StatCounter analysis conducted yesterday found that Internet Explorer holds 70pc of the global browser market followed by Firefox with 22pc.

“Chrome underpins Google’s efforts to expand from search to applications, as part of a broader business diversification. This is a diversification that is both necessary and timely,” explained Laurent Lachal, senior analyst with Ovum.

“The launch starts with the assertion that browsers need to become application platforms – with the implicit assumption that Chrome will be a particularly good platform for Google’s own applications and the starting point for a more integrated experience across these applications.

“Google seeks to expand from search to applications by delivering a better platform for richer web applications, which is less dependent on the underlying operating system (OS). The current version only runs on Windows. Mac and Linux versions are to follow soon,” Lachal said.

Chrome’s built-from-scratch JavaScript VM provides OS/hardware platform independence and runs applications faster by running machine code rather than interpreted code, among other tricks.

Its multi-process rather than multi-threaded design provides the same isolation capabilities found in operating systems. It turns each tab into an independent application environment with its own controls and URL box.

Lachal said this design prevents tabs from crashing the whole browser and enables them to move not just within the browser but also out to their own window. Chrome also features Google Gears technology to make online applications available offline.

Lachal agrees with Cullen’s analysis that the main target of Chrome is Microsoft, not Mozilla Foundation, but doesn’t believe it will challenge Mozilla’s Firefox.

“Chrome challenges not just Microsoft’s IE browser (especially in the mobile browser space – on the desktop space it simply makes the forthcoming IE version 8 look much less inspiring) but also its Windows desktop (by supporting richer web applications less dependent on standard OSs).

“Chrome is much less of a challenge to Mozilla Foundation’s Firefox browser. Its release comes a few days after Google renewed its partnership deal with the foundation, effectively funding it for another three years until November 2011. Mozilla’s main challenge (to grow independent from Google’s funding) remains unchanged.

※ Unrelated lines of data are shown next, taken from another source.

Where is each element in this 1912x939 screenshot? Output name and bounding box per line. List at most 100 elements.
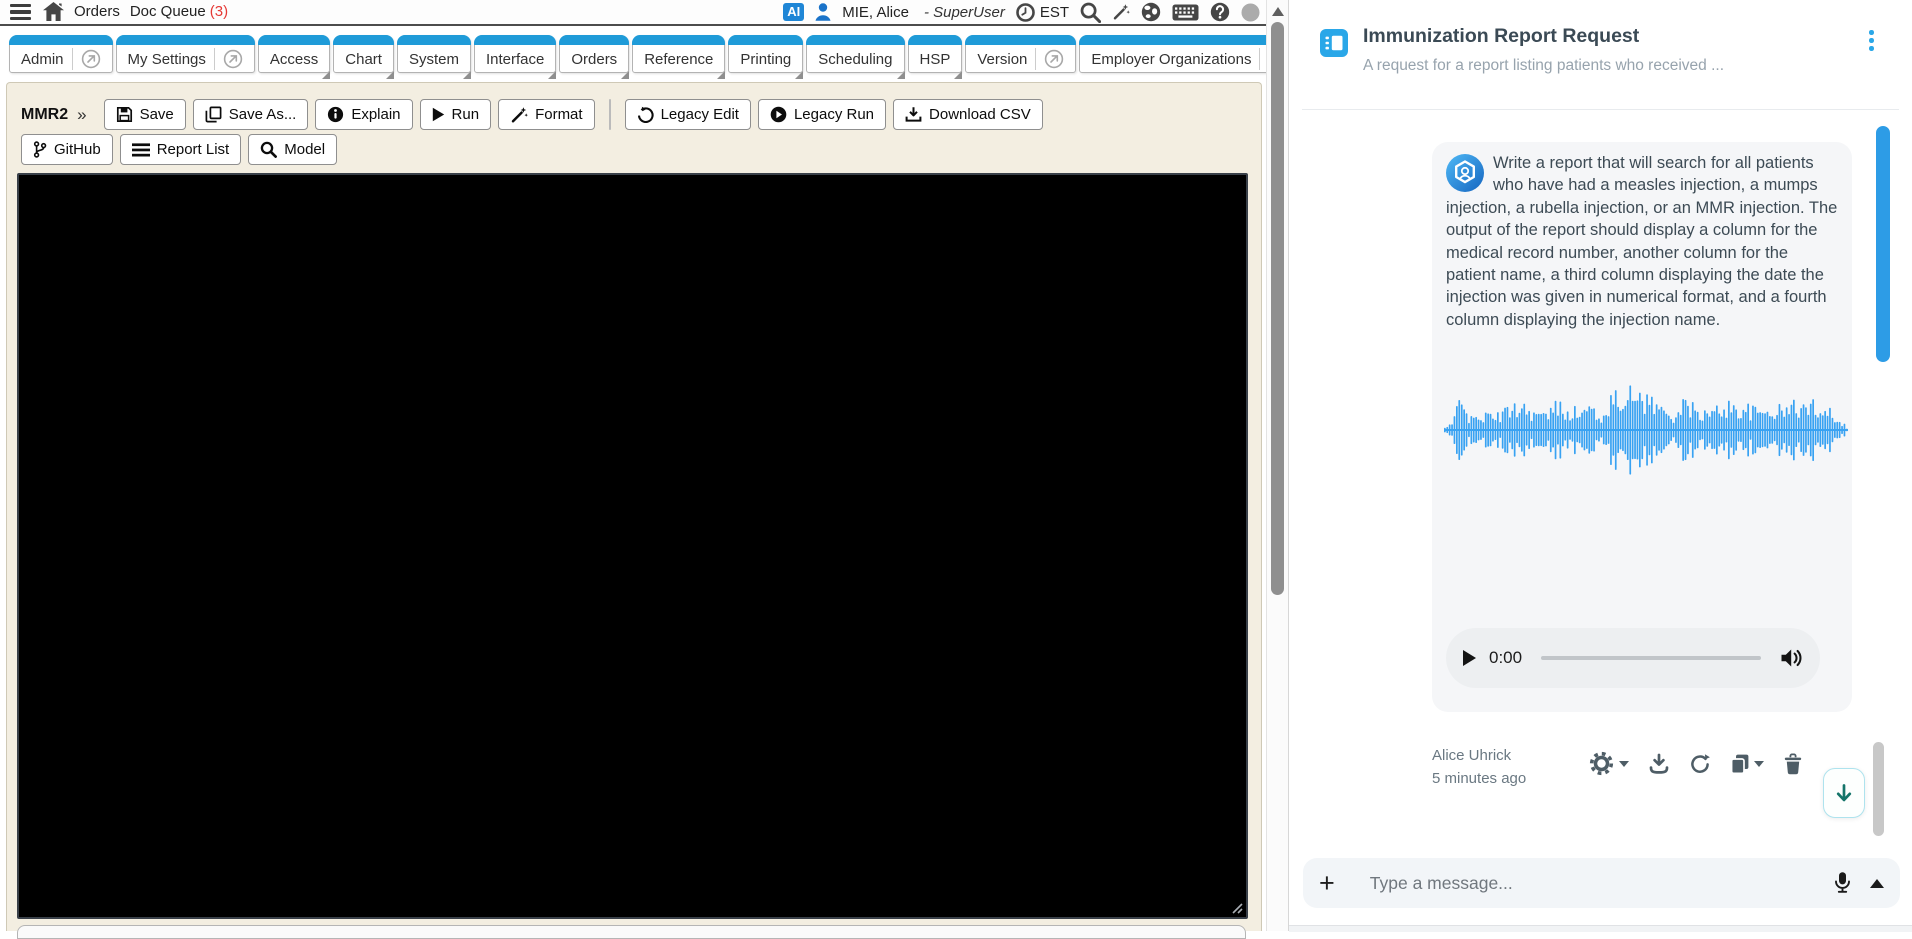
- vertical-scrollbar[interactable]: [1266, 0, 1288, 931]
- model-button[interactable]: Model: [248, 134, 338, 165]
- doc-queue-count-badge: (3): [209, 3, 229, 21]
- chat-scrollbar-thumb[interactable]: [1876, 126, 1890, 362]
- report-editor-panel: MMR2 » Save Save As... Explain Run Format Leg…: [6, 82, 1262, 939]
- run-button[interactable]: Run: [419, 99, 492, 130]
- button-label: Save As...: [228, 106, 297, 123]
- button-label: Report List: [156, 141, 230, 158]
- tab-orders[interactable]: Orders: [559, 35, 630, 79]
- menu-icon[interactable]: [8, 2, 33, 22]
- button-label: GitHub: [54, 141, 101, 158]
- topbar-left-group: Orders Doc Queue (3): [8, 2, 228, 22]
- message-input[interactable]: [1367, 871, 1833, 895]
- tab-accent-bar: [257, 35, 331, 45]
- button-label: Format: [535, 106, 583, 123]
- report-list-button[interactable]: Report List: [119, 134, 242, 165]
- tab-chart[interactable]: Chart: [333, 35, 394, 79]
- tab-accent-bar: [473, 35, 557, 45]
- tab-reference[interactable]: Reference: [632, 35, 726, 79]
- save-button[interactable]: Save: [103, 99, 186, 130]
- floppy-icon: [116, 106, 133, 123]
- legacy-run-button[interactable]: Legacy Run: [757, 99, 887, 130]
- message-timestamp: 5 minutes ago: [1432, 770, 1527, 787]
- button-label: Explain: [351, 106, 401, 123]
- explain-button[interactable]: Explain: [315, 99, 413, 130]
- settings-icon[interactable]: [1588, 750, 1629, 777]
- tab-scheduling[interactable]: Scheduling: [806, 35, 905, 79]
- play-icon[interactable]: [1463, 650, 1476, 666]
- volume-icon[interactable]: [1780, 648, 1803, 668]
- tab-accent-bar: [965, 35, 1077, 45]
- tab-version[interactable]: Version: [965, 35, 1077, 73]
- collapse-caret-icon[interactable]: [1870, 878, 1884, 888]
- sidebar-toggle-icon[interactable]: [1320, 29, 1348, 57]
- scrollbar-thumb[interactable]: [1271, 22, 1284, 595]
- tab-system[interactable]: System: [396, 35, 471, 79]
- button-label: Model: [284, 141, 326, 158]
- timezone-label: EST: [1039, 3, 1069, 21]
- tab-hsp[interactable]: HSP: [907, 35, 963, 79]
- header-divider: [1302, 109, 1899, 110]
- copy-icon[interactable]: [1730, 753, 1764, 775]
- dropdown-fold-icon: [954, 71, 963, 79]
- globe-icon[interactable]: [1141, 2, 1161, 22]
- tab-printing[interactable]: Printing: [728, 35, 804, 79]
- external-link-icon[interactable]: [223, 49, 243, 69]
- button-label: Legacy Edit: [660, 106, 739, 123]
- clock-icon[interactable]: [1016, 2, 1035, 22]
- kebab-menu-icon[interactable]: [1867, 28, 1876, 53]
- tab-interface[interactable]: Interface: [473, 35, 557, 79]
- resize-handle-icon[interactable]: [1231, 902, 1243, 914]
- keyboard-icon[interactable]: [1172, 4, 1199, 21]
- chat-message-bubble: Write a report that will search for all …: [1432, 142, 1852, 712]
- regenerate-icon[interactable]: [1689, 753, 1711, 775]
- caret-down-icon[interactable]: [1619, 760, 1629, 767]
- dropdown-fold-icon: [462, 71, 471, 79]
- scroll-to-bottom-button[interactable]: [1823, 768, 1865, 818]
- button-label: Legacy Run: [793, 106, 875, 123]
- add-attachment-button[interactable]: +: [1319, 869, 1335, 897]
- format-button[interactable]: Format: [498, 99, 595, 130]
- tab-label: Orders: [571, 50, 618, 68]
- tab-admin[interactable]: Admin: [9, 35, 113, 73]
- message-text: Write a report that will search for all …: [1446, 154, 1838, 329]
- external-link-icon[interactable]: [1044, 49, 1064, 69]
- tab-accent-bar: [333, 35, 394, 45]
- delete-icon[interactable]: [1783, 753, 1803, 775]
- search-icon[interactable]: [1080, 2, 1101, 23]
- help-icon[interactable]: [1210, 2, 1230, 22]
- microphone-icon[interactable]: [1833, 871, 1852, 895]
- audio-progress-slider[interactable]: [1541, 655, 1761, 661]
- dropdown-fold-icon: [322, 71, 331, 79]
- dropdown-fold-icon: [795, 71, 804, 79]
- home-icon[interactable]: [43, 2, 64, 22]
- tab-my-settings[interactable]: My Settings: [115, 35, 255, 73]
- message-action-bar: [1588, 750, 1803, 777]
- horizontal-scrollbar[interactable]: [17, 925, 1246, 939]
- report-name-expander[interactable]: »: [77, 105, 86, 125]
- tab-access[interactable]: Access: [257, 35, 331, 79]
- panel-scrollbar-thumb[interactable]: [1873, 742, 1884, 836]
- tab-separator: [1259, 48, 1261, 70]
- wand-icon[interactable]: [1112, 3, 1130, 21]
- download-csv-button[interactable]: Download CSV: [893, 99, 1043, 130]
- dropdown-fold-icon: [548, 71, 557, 79]
- scrollbar-up-arrow-icon[interactable]: [1272, 7, 1284, 16]
- download-icon[interactable]: [1648, 753, 1670, 775]
- wand-icon: [510, 106, 528, 124]
- tab-accent-bar: [632, 35, 726, 45]
- legacy-edit-button[interactable]: Legacy Edit: [624, 99, 751, 130]
- play-circle-icon: [770, 106, 787, 123]
- tab-separator: [213, 48, 215, 70]
- caret-down-icon[interactable]: [1754, 760, 1764, 767]
- nav-doc-queue-link[interactable]: Doc Queue (3): [130, 3, 228, 20]
- tab-separator: [71, 48, 73, 70]
- external-link-icon[interactable]: [81, 49, 101, 69]
- tab-employer-organizations[interactable]: Employer Organizations: [1079, 35, 1266, 73]
- save-as-button[interactable]: Save As...: [192, 99, 309, 130]
- github-button[interactable]: GitHub: [21, 134, 113, 165]
- sql-editor[interactable]: [17, 173, 1248, 919]
- tab-label: Version: [977, 50, 1028, 68]
- nav-orders-link[interactable]: Orders: [74, 3, 120, 20]
- ai-badge[interactable]: AI: [783, 2, 805, 22]
- user-name: MIE, Alice: [842, 3, 909, 21]
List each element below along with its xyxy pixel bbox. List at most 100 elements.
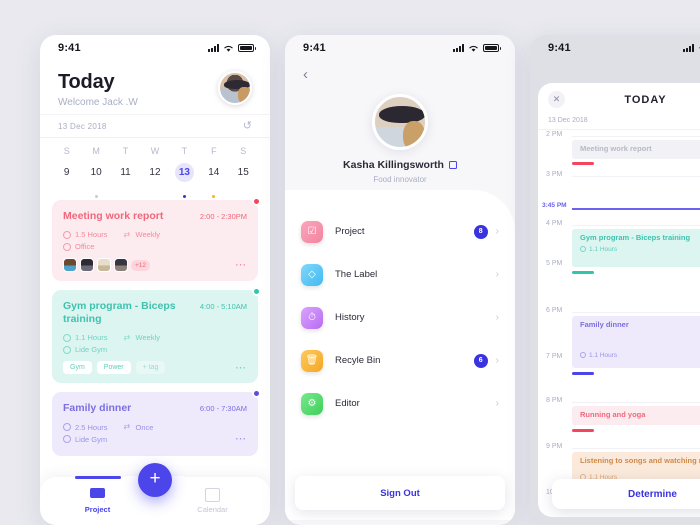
event-duration: 1.1 Hours (75, 333, 108, 343)
repeat-icon: ⇄ (123, 332, 131, 342)
calendar-dow: F (211, 146, 217, 156)
status-bar: 9:41 (530, 35, 700, 61)
calendar-day-number: 13 (174, 163, 194, 182)
date-row: 13 Dec 2018 ↺ (40, 114, 270, 138)
event-title: Family dinner (580, 320, 629, 329)
edit-icon[interactable] (448, 161, 457, 169)
menu-item-project[interactable]: ☑ Project 8 › (285, 210, 515, 253)
chevron-right-icon: › (495, 354, 499, 366)
avatar (63, 258, 77, 273)
calendar-day-number: 9 (63, 167, 70, 178)
add-event-button[interactable]: + (138, 463, 172, 497)
calendar-dow: T (181, 146, 188, 156)
hour-label: 3 PM (546, 171, 563, 178)
location-icon (63, 345, 71, 354)
event-repeat: Weekly (135, 333, 160, 343)
avatar[interactable] (218, 71, 252, 105)
event-title: Gym program - Biceps training (63, 300, 176, 326)
event-duration: 1.1 Hours (589, 351, 618, 359)
hour-label: 5 PM (546, 260, 563, 267)
timeline-grid[interactable]: 2 PM 3 PM 4 PM 5 PM 6 PM 7 PM 8 PM 9 PM … (538, 130, 700, 507)
event-card[interactable]: Family dinner 6:00 - 7:30AM 2.5 Hours ⇄ … (52, 389, 261, 456)
calendar-day-cell[interactable]: 11 (111, 163, 140, 192)
menu-item-label: Editor (335, 398, 360, 409)
more-options-icon[interactable]: ⋯ (235, 434, 247, 445)
calendar-check-icon: ☑ (301, 220, 323, 243)
timeline-event[interactable]: Meeting work report (572, 140, 700, 159)
avatar[interactable] (372, 94, 428, 150)
menu-item-editor[interactable]: ⚙ Editor › (285, 382, 515, 425)
calendar-day-cell[interactable]: 10 (81, 163, 110, 198)
event-place: Lide Gym (75, 345, 108, 355)
calendar-dow-row: S M T W T F S (52, 146, 258, 163)
profile-name-row: Kasha Killingsworth (285, 159, 515, 171)
calendar-icon (205, 488, 220, 502)
menu-item-label: The Label (335, 269, 378, 280)
event-card[interactable]: Meeting work report 2:00 - 2:30PM 1.5 Ho… (52, 197, 261, 282)
menu-item-label: Project (335, 226, 365, 237)
menu-item-label: History (335, 312, 365, 323)
status-icons (683, 44, 700, 53)
day-dot (182, 195, 186, 198)
calendar-dow: M (92, 146, 100, 156)
status-bar: 9:41 (285, 35, 515, 61)
event-place: Lide Gym (75, 434, 108, 444)
event-place: Office (75, 242, 95, 252)
tab-calendar[interactable]: Calendar (155, 488, 270, 514)
event-duration: 1.1 Hours (589, 245, 618, 253)
more-options-icon[interactable]: ⋯ (235, 260, 247, 271)
tab-project[interactable]: Project (40, 488, 155, 514)
close-icon[interactable]: ✕ (548, 91, 565, 108)
event-repeat: Once (135, 422, 154, 432)
day-dot (94, 195, 98, 198)
hour-label: 8 PM (546, 397, 563, 404)
event-time: 4:00 - 5:10AM (199, 302, 247, 312)
event-time: 2:00 - 2:30PM (199, 212, 247, 221)
attendee-avatars[interactable]: +12 (63, 258, 151, 273)
event-time: 6:00 - 7:30AM (199, 404, 247, 414)
menu-item-the-label[interactable]: ◇ The Label › (285, 253, 515, 296)
status-badge (252, 389, 261, 399)
menu-item-recyle-bin[interactable]: 🗑 Recyle Bin 6 › (285, 339, 515, 382)
event-accent-bar (572, 271, 594, 274)
profile-name: Kasha Killingsworth (343, 159, 444, 171)
hour-label: 7 PM (546, 353, 563, 360)
back-chevron-icon[interactable]: ‹ (285, 61, 515, 82)
event-title: Meeting work report (580, 144, 652, 153)
app-mockup-stage: 9:41 Today Welcome Jack .W 13 Dec 2018 ↺… (0, 0, 700, 525)
more-options-icon[interactable]: ⋯ (235, 362, 247, 373)
calendar-day-cell[interactable]: 12 (140, 163, 169, 192)
calendar-day-cell[interactable]: 9 (52, 163, 81, 192)
calendar-day-cell-selected[interactable]: 13 (170, 163, 199, 198)
event-title: Family dinner (63, 402, 132, 415)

“The foundation now has more time to get its act together in a market that, owing to Chrome, could become not just more competitive but also more open source browser friendly. Eventually Chrome and Firefox could converge, but at the moment two strong players (Chrome with Google’s mindshare as well as marketing and financial muscle, and Firefox with its market share lead and ecosystem) have more chance against Microsoft than one.”

Lachal said Chrome is only an experiment, in line with Google’s usual approach to try various offerings and see which ones stick – many became resounding successes; others remain complete fiascos.

“It is too early to see which category Chrome will eventually find itself in. We expect success but it will be much more gradual and slow than most suppose and more likely in the mobile browser space than in the desktop one,” Lachal said.